Other Salinas Valley farmers and processors also saw the link to a single ranch as a significant step toward restoring public confidence in a region known as the “Salad Bowl to the World.”
“This is exactly what we hoped, that they could narrow their focus and come back with conclusions, conclusions on how the product got contaminated so we can learn as much as we can from this particular situation and enhance or improve or change our practices accordingly,” said Joseph Pezzini, vice president of operations for Ocean Mist Farms in Castroville.
The strain of pathogenic E. coli O157:H7 was found in three cattle fecal samples collected at the ranch, one of four under investigation, officials said. It matched the strain found in sick patients and in bags of recalled spinach.
Investigators continue to look at agricultural runoff, irrigation water and the hygiene of farm workers as possible sources of the bacteria.
“It’s our expectation that no farm should feel they are off the hook,” said Dr. Robert Brackett, director of the FDA’s Center for Food Safety and Applied Nutrition.

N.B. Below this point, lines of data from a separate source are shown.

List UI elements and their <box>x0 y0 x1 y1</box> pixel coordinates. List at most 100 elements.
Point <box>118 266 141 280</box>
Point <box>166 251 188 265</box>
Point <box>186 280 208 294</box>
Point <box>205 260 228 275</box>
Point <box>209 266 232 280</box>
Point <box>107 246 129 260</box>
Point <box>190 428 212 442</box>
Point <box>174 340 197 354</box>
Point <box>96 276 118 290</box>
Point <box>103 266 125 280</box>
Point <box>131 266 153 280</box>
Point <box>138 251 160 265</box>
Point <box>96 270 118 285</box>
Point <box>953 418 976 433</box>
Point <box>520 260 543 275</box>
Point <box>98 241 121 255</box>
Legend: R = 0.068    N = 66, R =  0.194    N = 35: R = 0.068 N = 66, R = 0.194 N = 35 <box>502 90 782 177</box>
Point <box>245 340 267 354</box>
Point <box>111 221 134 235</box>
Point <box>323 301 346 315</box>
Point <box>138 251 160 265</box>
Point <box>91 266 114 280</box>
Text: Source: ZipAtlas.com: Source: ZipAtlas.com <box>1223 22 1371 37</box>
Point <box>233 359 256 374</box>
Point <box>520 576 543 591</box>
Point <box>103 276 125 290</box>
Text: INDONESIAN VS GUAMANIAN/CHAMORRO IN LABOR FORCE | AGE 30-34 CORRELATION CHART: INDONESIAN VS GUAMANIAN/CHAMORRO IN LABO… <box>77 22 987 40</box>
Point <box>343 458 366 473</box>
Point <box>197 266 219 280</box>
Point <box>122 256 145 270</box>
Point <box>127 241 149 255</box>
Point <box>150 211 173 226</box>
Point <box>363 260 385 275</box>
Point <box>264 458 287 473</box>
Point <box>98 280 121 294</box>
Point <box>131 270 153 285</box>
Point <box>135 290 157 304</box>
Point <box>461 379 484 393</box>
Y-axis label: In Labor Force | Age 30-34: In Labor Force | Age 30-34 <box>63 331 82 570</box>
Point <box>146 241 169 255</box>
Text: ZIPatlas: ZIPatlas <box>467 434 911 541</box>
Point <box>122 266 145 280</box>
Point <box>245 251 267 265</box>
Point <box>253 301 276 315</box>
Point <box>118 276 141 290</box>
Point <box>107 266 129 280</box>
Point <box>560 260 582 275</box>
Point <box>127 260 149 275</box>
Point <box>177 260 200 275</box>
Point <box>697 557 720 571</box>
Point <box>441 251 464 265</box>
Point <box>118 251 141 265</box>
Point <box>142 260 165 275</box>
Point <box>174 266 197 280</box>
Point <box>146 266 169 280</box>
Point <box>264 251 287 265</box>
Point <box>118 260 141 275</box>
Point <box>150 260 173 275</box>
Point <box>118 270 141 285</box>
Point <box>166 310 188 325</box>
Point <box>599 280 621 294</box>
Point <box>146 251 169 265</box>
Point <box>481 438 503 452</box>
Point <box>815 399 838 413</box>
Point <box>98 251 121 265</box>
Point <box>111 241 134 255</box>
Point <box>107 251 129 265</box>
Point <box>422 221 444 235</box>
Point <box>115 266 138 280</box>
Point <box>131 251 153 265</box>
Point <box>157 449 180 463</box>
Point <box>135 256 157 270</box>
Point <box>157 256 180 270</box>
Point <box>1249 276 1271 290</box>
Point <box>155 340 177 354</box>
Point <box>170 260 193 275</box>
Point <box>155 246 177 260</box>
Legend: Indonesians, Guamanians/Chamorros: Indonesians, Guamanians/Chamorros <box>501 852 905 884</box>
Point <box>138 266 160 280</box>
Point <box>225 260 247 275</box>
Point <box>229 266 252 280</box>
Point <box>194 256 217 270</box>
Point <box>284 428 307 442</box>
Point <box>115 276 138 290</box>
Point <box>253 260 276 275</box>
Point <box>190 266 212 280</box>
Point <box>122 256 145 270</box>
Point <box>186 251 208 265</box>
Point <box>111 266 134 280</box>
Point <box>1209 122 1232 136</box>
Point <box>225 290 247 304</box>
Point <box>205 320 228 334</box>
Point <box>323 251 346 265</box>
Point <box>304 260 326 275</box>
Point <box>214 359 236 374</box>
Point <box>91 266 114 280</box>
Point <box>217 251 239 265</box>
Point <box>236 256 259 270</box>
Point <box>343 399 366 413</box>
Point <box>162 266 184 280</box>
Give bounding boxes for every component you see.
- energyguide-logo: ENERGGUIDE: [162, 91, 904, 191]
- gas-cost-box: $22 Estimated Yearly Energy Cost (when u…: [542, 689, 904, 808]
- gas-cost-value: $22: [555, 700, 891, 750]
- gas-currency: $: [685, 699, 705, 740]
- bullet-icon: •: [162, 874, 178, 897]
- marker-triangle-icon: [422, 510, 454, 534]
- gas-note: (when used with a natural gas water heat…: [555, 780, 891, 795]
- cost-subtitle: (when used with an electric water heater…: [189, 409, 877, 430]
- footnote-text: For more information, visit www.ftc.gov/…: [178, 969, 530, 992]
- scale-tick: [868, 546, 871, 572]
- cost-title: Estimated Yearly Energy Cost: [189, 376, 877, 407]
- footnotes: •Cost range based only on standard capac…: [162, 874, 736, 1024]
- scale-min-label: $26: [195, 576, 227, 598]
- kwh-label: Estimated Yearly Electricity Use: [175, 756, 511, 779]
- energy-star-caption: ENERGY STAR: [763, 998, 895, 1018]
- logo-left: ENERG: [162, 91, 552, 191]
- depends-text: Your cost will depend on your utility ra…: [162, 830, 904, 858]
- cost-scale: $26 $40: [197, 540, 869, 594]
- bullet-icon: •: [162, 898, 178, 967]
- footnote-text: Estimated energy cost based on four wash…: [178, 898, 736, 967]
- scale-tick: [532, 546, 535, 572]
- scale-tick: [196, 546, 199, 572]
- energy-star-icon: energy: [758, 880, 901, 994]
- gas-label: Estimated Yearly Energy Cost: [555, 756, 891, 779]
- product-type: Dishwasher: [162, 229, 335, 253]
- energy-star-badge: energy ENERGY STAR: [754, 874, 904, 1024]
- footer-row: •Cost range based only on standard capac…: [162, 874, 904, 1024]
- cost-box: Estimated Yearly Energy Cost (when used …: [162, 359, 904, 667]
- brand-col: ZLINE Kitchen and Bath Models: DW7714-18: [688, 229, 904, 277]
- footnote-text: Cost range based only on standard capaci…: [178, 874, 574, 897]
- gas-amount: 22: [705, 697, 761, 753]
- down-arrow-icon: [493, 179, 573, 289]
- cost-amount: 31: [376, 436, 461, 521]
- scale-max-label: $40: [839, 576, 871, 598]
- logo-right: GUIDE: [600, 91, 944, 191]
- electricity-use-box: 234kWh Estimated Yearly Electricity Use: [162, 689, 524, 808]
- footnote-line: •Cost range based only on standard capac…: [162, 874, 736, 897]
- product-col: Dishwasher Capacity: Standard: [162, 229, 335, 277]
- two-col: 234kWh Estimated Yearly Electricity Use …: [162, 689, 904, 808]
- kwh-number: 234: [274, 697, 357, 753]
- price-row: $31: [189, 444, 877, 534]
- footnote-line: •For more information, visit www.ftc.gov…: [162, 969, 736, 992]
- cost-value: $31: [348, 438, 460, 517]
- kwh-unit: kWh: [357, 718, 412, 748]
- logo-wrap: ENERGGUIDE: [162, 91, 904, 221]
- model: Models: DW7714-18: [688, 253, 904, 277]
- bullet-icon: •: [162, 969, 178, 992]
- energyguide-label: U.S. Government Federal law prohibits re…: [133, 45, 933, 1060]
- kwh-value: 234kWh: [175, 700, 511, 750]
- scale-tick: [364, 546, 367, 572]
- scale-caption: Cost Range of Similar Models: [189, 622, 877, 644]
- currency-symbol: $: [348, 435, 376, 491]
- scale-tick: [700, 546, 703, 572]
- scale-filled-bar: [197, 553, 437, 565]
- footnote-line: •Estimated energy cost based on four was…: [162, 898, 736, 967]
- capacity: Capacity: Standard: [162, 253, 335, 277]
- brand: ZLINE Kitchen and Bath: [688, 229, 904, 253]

Investigators still do not know how the feces could have contaminated the spinach implicated in the bacterial outbreak. They also do not know if the ranch used manure from the cattle to fertilize its fields. Nor is there evidence that livestock entered the spinach fields on the ranch. However, wild pigs roamed the property, they said.
“There’s lots of wildlife and lots of potential for breakdown in the fencing,” Reilly said.
The recent outbreak of E. coli in spinach was the 20th such outbreak in lettuce or spinach since 1995. The finding marks the first time that investigators have identified a possible source for an E. coli outbreak in the region, Reilly said.
Despite progress in the investigation, the spinach scare is likely to permanently change the area’s fresh produce industry, said Woody Johnson, vice president of Growers Express LLC, which packages greens under brands such as Green Giant Fresh.
“No matter how isolated the strain, this has raised the bar for everyone in the industry in terms of inspection and prevention,” he said. “We need to do whatever we have to do to restore consumers’ confidence.”